Fast forward to today. Most of us, especially on the good days, are capable of experiencing and even creating moments of bliss, friendship, generosity, inclusion, peace, and love. These are the stories that do not make the evening news. A man finds out that his next-door neighbour has just lost their job, and anonymously, he buys gifts for his neighbour's kids and leaves them at the front door. A woman spends several afternoons each week at a nearby nursing home playing crokinole with senior citizens. A young boy is concerned for his classmate who has leukemia, so he decides to go door-to-door collecting nickels and dimes for his family.

However, due to our long ingrained notion of duality, we are also capable of  little incivilities and minor hostilities. These are the times when we find ourselves muttering curses under our breath as the young mother in front of us at the coffeeshop tries to decides what donut to order for her two sons.
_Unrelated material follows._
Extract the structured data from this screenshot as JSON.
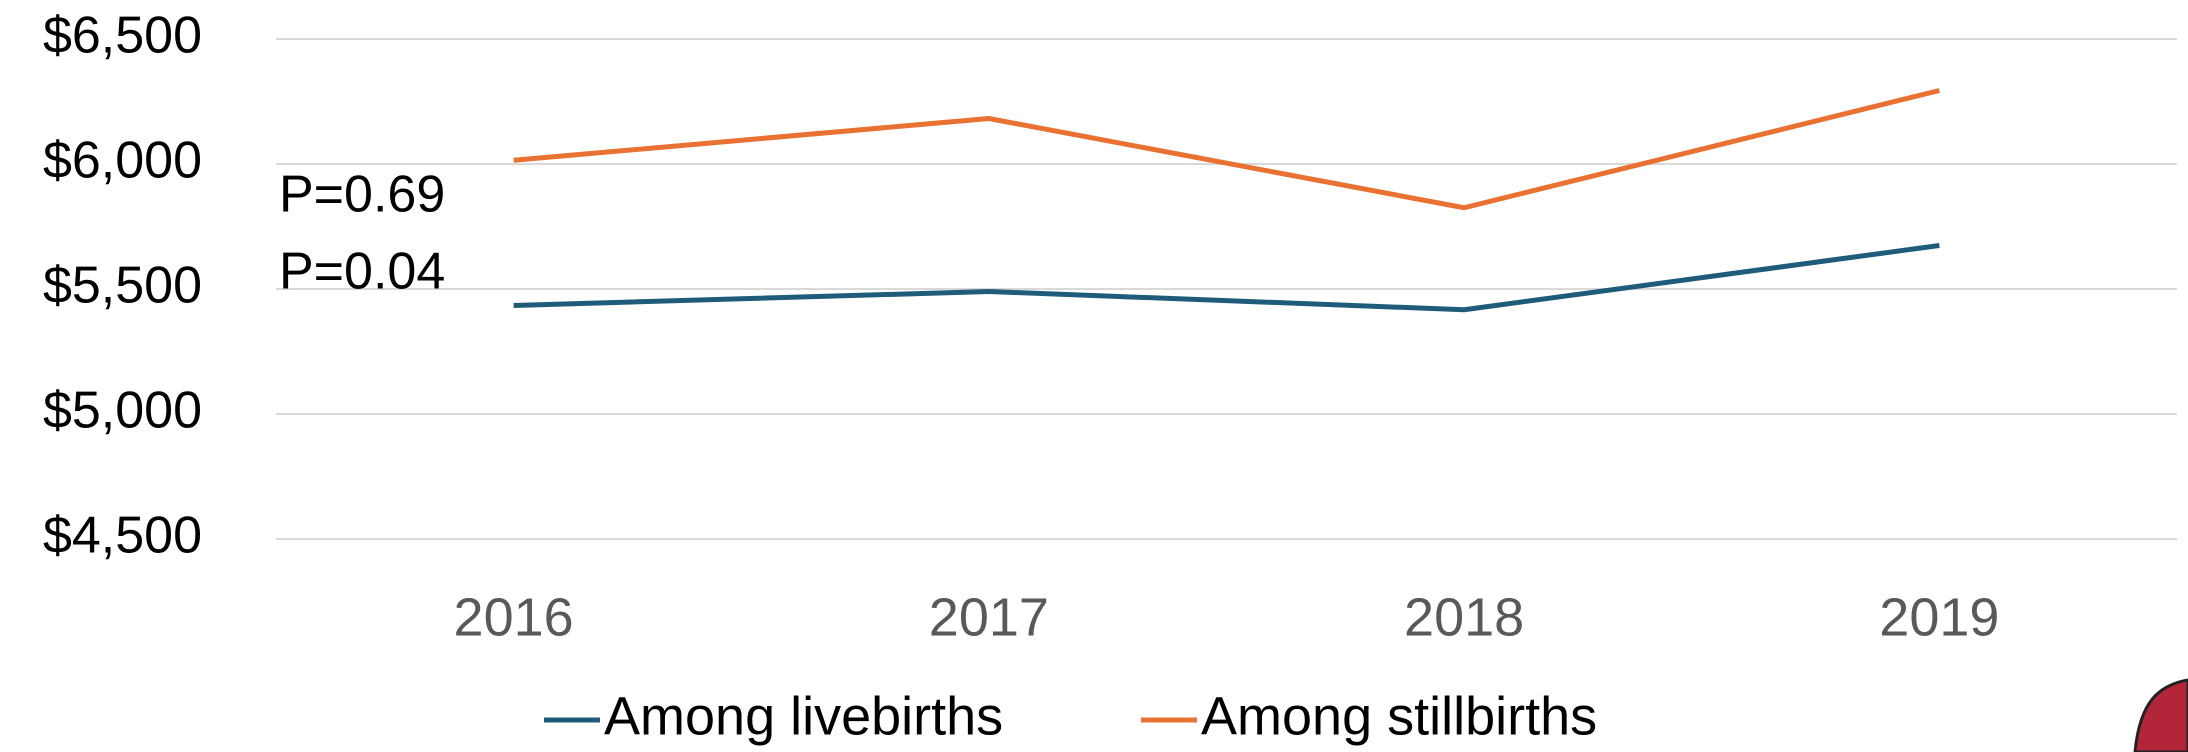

It's when we pass by the obese man in a wheelchair in the local mall and catch ourselves thinking "How could anyone ever let themselves turn into a slob like that?" This duality, this competition, this suspicion is also responsible for the things that we do hear on the evening news. It is Christian vs Muslim, it is the CEO vs the woman in the cardboard "house," it is the air-brushing of Cosmo vs the perfect smile lines of the middle-aged factory worker.

Amidst all of the chaos and noise that we seem to live in, we have something magnificent going for us, that being free will. Rather than being swept away by the prevailing winds, we have the choice on how we are going to live our seemingly little lives, and impact our little worlds around us. Will it be peace or persecution, generosity or jealousy, inclusion or intolerance? We have no hope of seeing a changed world, One World, if we each do not play our part. Furthermore, we cannot make even the littlest of changes if we do not engage in personal, inner work, which often means facing the ugliness that has seeped in do to dualism, fear, and competition.

No one can say when this great experiment called time will end, either personally or for our universe. All we can do is remember our ancient and inherent wonder and Oneness. Let us begin with kindness.